A holder will not have the right to exercise any portion of the Warrant if the holder (together with its affiliates) would beneficially own in excess of 4.99% of the number of shares of our common stock outstanding immediately after giving effect to the exercise, as such percentage ownership is determined in accordance with the terms of the Warrants. However, any holder may increase or decrease such percentage to any other percentage not in excess of 9.99%, provided that any increase in such percentage shall not be effective until 61 days following notice from the holder to us.

 

Exercise Price

 

The exercise price per share of common stock purchasable upon exercise of the Warrants is $4.50 per share. The exercise price is subject to appropriate adjustment in the event of certain stock dividends and distributions, stock splits, stock combinations, reclassifications or similar events affecting our common stock and also upon any distributions of assets, including cash, stock or other property to our stockholders.

 

Transferability

 

Subject to applicable laws, the Warrants may be offered for sale, sold, transferred or assigned without our consent.

 

Stock Exchange Listing

 

The Warrants are listed for quotation on the Nasdaq Capital Market under the symbol “COMSW.”

 

Warrant Agent

 

The Warrants were issued in registered form under a warrant agency agreement between ClearTrust, LLC, as warrant agent (the “Warrant Agent”), and us.
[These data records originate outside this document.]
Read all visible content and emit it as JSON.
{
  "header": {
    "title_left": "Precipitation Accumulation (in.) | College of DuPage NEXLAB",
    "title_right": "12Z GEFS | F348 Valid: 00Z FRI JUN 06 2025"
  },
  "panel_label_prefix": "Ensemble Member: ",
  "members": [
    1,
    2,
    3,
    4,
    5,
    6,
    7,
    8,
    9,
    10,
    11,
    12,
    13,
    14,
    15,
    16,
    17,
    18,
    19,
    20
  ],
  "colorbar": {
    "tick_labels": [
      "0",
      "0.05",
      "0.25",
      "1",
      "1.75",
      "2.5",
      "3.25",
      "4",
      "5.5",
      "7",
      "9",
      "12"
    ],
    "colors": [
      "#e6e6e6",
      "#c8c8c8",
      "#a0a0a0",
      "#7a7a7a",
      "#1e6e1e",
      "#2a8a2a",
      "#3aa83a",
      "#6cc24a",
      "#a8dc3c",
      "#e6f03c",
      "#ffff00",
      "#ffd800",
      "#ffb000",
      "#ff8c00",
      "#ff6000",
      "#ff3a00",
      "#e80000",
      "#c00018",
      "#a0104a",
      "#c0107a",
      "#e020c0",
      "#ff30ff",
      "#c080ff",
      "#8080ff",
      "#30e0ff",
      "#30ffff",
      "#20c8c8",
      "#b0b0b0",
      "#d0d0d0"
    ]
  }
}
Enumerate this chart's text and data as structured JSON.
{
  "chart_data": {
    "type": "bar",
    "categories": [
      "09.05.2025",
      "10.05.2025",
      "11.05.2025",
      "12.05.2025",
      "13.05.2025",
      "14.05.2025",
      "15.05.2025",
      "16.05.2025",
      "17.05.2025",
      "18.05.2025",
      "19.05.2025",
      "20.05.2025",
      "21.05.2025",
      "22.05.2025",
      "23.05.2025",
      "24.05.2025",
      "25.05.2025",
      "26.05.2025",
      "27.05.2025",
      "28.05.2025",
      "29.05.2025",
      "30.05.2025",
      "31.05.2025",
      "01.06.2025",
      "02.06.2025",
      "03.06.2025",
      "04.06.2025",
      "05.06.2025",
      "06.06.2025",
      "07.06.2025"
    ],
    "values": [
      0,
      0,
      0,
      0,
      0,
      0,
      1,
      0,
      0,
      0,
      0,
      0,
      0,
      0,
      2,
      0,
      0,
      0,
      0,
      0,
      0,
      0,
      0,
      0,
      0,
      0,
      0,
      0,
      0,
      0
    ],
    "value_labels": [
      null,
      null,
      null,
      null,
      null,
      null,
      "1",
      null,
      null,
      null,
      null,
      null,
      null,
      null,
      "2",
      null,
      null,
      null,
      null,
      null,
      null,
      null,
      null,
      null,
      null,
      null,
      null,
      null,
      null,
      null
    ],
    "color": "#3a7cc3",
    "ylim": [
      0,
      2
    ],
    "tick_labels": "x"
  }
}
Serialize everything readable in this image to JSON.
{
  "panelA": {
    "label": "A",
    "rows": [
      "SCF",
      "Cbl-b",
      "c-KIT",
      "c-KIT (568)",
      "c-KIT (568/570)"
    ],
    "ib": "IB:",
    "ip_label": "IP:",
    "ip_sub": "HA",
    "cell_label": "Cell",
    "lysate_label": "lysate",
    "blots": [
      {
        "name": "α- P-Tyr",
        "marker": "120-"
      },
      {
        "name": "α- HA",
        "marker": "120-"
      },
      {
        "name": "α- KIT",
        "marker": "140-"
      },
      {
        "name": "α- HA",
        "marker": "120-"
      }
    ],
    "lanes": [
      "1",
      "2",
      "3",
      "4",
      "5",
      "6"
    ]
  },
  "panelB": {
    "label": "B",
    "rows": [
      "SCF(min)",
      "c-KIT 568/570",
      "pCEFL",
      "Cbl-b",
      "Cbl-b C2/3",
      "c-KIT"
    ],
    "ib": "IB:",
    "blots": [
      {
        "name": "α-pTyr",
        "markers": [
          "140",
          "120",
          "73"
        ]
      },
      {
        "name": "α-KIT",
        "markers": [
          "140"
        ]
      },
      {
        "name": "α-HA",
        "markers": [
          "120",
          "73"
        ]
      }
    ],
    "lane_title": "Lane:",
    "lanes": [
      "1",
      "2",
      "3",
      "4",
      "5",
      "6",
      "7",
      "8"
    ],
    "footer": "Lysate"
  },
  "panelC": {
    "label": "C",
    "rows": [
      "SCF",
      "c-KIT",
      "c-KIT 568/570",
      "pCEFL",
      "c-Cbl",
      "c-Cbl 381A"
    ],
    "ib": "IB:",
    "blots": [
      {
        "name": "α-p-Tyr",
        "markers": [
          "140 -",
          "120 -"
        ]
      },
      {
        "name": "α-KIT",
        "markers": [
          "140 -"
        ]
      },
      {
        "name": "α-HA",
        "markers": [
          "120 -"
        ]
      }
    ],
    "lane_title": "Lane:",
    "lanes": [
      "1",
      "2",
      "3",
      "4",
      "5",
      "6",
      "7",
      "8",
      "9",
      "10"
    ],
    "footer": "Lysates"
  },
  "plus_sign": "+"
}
The Warrant Agent’s address is 16540 Pointe Village Dr., Suite 210, Lutz, FL 33558 and its telephone number is (813)  ###-###-####.

 

Fundamental Transactions

 

In the event of a fundamental transaction, as described in the Warrants and generally including any reorganization, recapitalization or reclassification of our common stock, the sale, transfer or other disposition of all or substantially all of our properties or assets, our consolidation or merger with or into another person, the acquisition of more than 50% of our outstanding common stock, or any person or group becoming the beneficial owner of 50% of the voting power represented by our outstanding common stock, the holders of the Warrants will be entitled to receive upon exercise of the Warrants the kind and amount of securities, cash or other property that the holders would have received had they exercised the warrants immediately prior to such fundamental transaction.

 

Rights as a Stockholder

 

Except as otherwise provided in the Warrants or by virtue of such holder’s ownership of shares of our common stock, the holder of a warrant does not have the rights or privileges of a holder of our common stock, including any voting rights, until the holder exercises the warrant.

 

Governing Law

 

The Warrants and the warrant agency agreement are governed by New York law.